È stato raggiunto oggi l’accordo sindacale sugli esuberi in Cassa di risparmio di Rimini, che si aggiunge a quello sottoscritto lo scorso 20 ottobre in Cassa di risparmio di San Miniato.
Le intese sono propedeutiche all’ingresso delle due banche nel Gruppo Cariparma Credit Agricole, che aveva posto la sottoscrizione degli accordi come condizione per il buon esito dell’operazione di salvataggio dei due istituti.

“Già nel dicembre 2016 Carim aveva aperto la procedura di gestione degli esuberi e come FABI avevamo dichiarato che avremmo discusso della questione soltanto davanti ad una chiara prospettiva industriale.
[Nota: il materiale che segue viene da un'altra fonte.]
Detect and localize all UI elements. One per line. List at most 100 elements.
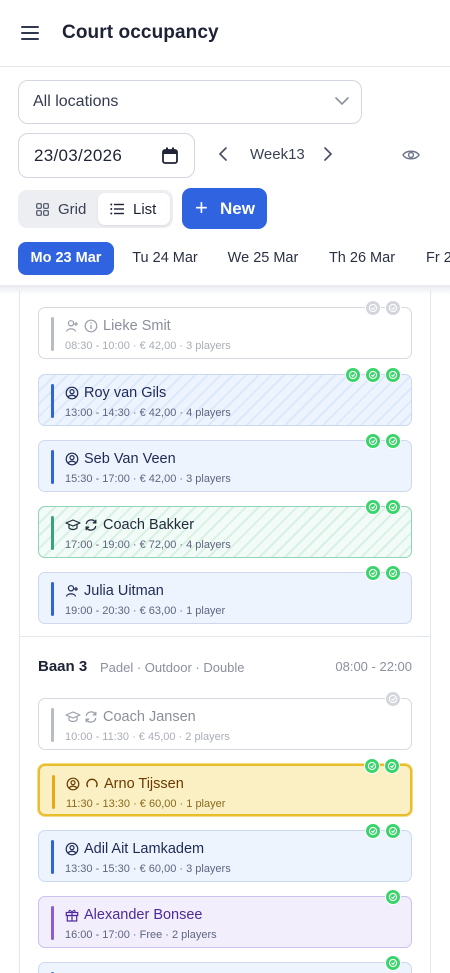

Abbiamo rispettato quello che abbiamo detto un anno fa, come dimostra questo accordo che prevede uscite solo su base volontaria e incentivata. Ora ci auguriamo che possa avviarsi un percorso che valorizzi i tanti sacrifici fatti in questi anni dai lavoratori, preservando l’attenzione per la presenza dei due istituti nei territori di riferimento”, commenta Mattia Pari, Segretario provinciale FABI Rimini.

In base agli accordi, sono previsti 243 esodi solo su base volontaria e incentivata, con permanenza massima di 80 mesi sul Fondo di Solidarietà, di cui 147 in San Miniato entro il 2019 e 96 in Banca Carim entro il 2023, e l’assunzione a tempo indeterminato di tutti gli apprendisti in organico nelle due banche.

È stato, inoltre, concordato il mantenimento delle polizze sanitarie aziendali, nonché i contributi per i lavoratori con figli portatori di handicap e la proroga dei rispettivi contratti integrativi fino al 2019.

Non sono state, infine, previste giornate di solidarietà ed è stata manifestata la volontà di attivare nuovi percorsi formativi rivolti a coloro che sostituiranno i lavoratori andati in esodo in entrambi gli istituti.